A Developmental Curriculum

Our curriculum approach is holistic, integrated and developmental:

• holistic: ‘head, hand and heart’ are balanced through an equivalent focus on the development of academic, active and affective / aesthetic capacities;
• integrated: curriculum subjects are interwoven with each other vertically (sequentially cumulative in subjects) and horizontally (developmentally thematic per year groups);
• developmental: curriculum content and developmental challenges are organised and sequenced matched to meet and progress students’ physiological and psychological growth.

Class sizes will be capped at 21 students from Class 1 to Class 10 in order to optimise attainment, progress and development for students through increased versatility of teaching strategies in organising learners and optimising the quantity and quality of feedback that students receive.

One of the cornerstones of Steiner Waldorf education over the past 100 years has been the Main Lesson, a daily 2 hour lesson delivered for a period of 3 or 4 weeks each across the year.

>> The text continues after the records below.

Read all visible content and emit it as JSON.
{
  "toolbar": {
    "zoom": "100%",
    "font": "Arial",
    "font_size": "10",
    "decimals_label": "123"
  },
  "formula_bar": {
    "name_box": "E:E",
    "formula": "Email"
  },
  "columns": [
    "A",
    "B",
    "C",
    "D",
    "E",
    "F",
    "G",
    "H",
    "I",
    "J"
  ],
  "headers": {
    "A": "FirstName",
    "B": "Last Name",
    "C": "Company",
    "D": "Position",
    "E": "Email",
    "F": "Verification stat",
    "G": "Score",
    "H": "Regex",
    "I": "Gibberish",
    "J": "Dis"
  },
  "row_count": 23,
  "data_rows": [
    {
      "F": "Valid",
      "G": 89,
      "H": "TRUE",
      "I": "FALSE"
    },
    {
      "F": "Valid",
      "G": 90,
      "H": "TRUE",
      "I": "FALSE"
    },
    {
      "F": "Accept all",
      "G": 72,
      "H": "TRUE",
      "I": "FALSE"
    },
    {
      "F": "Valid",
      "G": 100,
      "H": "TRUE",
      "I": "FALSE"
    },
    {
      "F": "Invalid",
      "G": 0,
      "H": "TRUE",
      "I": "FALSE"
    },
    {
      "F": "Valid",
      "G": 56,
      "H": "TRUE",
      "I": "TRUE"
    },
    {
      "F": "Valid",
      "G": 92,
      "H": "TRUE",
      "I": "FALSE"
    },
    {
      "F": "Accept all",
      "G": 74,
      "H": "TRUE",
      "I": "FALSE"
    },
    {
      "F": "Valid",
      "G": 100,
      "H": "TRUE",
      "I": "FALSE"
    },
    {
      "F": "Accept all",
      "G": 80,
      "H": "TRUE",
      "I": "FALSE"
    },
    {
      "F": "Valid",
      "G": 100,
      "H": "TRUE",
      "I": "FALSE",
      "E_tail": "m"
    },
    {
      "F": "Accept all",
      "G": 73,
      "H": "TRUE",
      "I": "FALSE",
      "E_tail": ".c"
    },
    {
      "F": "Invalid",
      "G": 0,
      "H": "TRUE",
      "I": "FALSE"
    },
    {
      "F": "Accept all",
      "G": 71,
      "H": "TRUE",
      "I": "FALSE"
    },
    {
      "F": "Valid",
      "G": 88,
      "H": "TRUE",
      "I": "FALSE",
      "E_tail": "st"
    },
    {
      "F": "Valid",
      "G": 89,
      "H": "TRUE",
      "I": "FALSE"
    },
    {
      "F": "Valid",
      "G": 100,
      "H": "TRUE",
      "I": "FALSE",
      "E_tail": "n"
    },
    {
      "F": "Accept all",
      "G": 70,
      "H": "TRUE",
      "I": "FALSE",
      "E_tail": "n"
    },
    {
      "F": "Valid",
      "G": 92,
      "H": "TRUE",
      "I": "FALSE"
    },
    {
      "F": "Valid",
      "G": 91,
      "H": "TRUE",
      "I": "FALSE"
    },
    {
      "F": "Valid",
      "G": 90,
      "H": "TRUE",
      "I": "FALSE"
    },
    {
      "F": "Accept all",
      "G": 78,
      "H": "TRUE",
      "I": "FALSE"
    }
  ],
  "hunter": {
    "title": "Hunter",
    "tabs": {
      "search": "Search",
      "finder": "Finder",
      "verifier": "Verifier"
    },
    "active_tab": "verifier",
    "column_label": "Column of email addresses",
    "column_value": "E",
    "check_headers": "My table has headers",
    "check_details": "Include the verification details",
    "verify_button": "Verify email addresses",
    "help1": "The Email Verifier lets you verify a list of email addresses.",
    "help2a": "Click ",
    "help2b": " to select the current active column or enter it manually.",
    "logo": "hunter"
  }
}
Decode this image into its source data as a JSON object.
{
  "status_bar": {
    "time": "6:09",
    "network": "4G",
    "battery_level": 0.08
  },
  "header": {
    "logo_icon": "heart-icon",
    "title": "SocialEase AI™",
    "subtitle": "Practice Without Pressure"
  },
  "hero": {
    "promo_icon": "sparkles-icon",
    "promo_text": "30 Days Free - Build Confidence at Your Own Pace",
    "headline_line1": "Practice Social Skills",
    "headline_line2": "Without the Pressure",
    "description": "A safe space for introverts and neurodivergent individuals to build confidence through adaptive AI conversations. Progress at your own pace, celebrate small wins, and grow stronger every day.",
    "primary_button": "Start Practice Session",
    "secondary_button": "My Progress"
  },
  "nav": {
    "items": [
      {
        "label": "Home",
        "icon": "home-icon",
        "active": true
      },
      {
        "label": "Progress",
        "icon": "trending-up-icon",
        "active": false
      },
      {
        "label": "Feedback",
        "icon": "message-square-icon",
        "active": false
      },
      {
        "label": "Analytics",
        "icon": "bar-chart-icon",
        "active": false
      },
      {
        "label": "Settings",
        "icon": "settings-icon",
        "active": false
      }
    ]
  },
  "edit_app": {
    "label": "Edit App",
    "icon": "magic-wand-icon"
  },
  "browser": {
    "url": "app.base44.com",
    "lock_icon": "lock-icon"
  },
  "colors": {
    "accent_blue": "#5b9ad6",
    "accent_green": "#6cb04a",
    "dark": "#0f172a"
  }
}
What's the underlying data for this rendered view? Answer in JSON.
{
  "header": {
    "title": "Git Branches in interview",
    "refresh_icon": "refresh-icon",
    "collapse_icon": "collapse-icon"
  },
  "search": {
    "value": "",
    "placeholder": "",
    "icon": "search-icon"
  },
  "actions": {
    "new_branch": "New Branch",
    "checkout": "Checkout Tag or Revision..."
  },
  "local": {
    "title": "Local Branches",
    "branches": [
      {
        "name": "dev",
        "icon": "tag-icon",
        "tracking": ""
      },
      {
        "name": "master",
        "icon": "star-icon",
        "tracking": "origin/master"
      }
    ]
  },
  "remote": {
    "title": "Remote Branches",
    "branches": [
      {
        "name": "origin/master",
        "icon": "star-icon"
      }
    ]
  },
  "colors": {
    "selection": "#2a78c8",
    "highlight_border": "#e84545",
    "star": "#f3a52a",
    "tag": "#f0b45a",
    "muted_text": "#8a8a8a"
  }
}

Each Main Lesson focuses on a particular subject that is explored and then left to ‘sleep’ – to rest in a process of both depth and block learning. It encapsulates the learning strategy of ‘quest.’ Waldorf education is renowned for promoting a response to younger children’s questions about the world with a mantra of ‘Well I wonder….’ encouraging ongoing exploration rather than just sharing information. In later years, this approach becomes the heavy lifting of inquiry-based learning.

Our qualifications offer at KS4 Year 11 (Class 10) will be built around the English Baccalaureate (EBacc) core subjects of English, Maths, Humanities (History or Geography), Science (triple award) and a Modern Foreign Language. Mandarin Chinese and Spanish are the school’s chosen Modern Foreign Languages (the two most spoken languages worldwide), present within Wynstones’ curriculum as a worldview as well as a means of communication. These are taught from Class 1 with songs and rhymes to Class 10 for GCSE (Chinese from 2021, Spanish from 2022).

Our curriculum provides consistent opportunities for individual project-based work that enables students to further discover their interests and strengths, extending their learning and work towards developing and achieving their goals through learning skills and dispositions including independence, persistence and resilience.

Our curriculum benchmarks and references (but does not follow) the National Curriculum, in order to ensure comparable attainment at standard transition points which, where relevant, affords a smooth transition from Wynstones to a National Curriculum school.

Our curriculum is purposefully unplugged in Early Years (ICT is used only to ensure inclusion and equality), with a gradual introduction of computing alongside its antecedent craft skills (e.g. knitting then coding before office ICT) so that students become conscious users of a range of technologies rather than unconscious consumers, with technology taught sequentially from simple machines to increasingly complex ICT and digital media.

Our healthy relationships, health and sex education curriculum conforms to statutory guidance, is benchmarked according to NSPCC standards (which are available to view here) and is fully consulted on with our parent body.

The school’s Futures and Horizons careers curriculum is contextualized within students’ developing experience of the world. It achieves the Gatsby Benchmarks and is carefully planned to ensure a range of encounters with employers and employees from Class 5, with meaningful work present earlier (e.g. knitting in Class 1 and Building & Farming in Class 3). From Class 7 onwards, students are provided with independent, impartial and individual careers guidance, and are introduced to a range of further and higher education options. Tailored work experience placements in C10 allows older students to have direct experience of the workplace.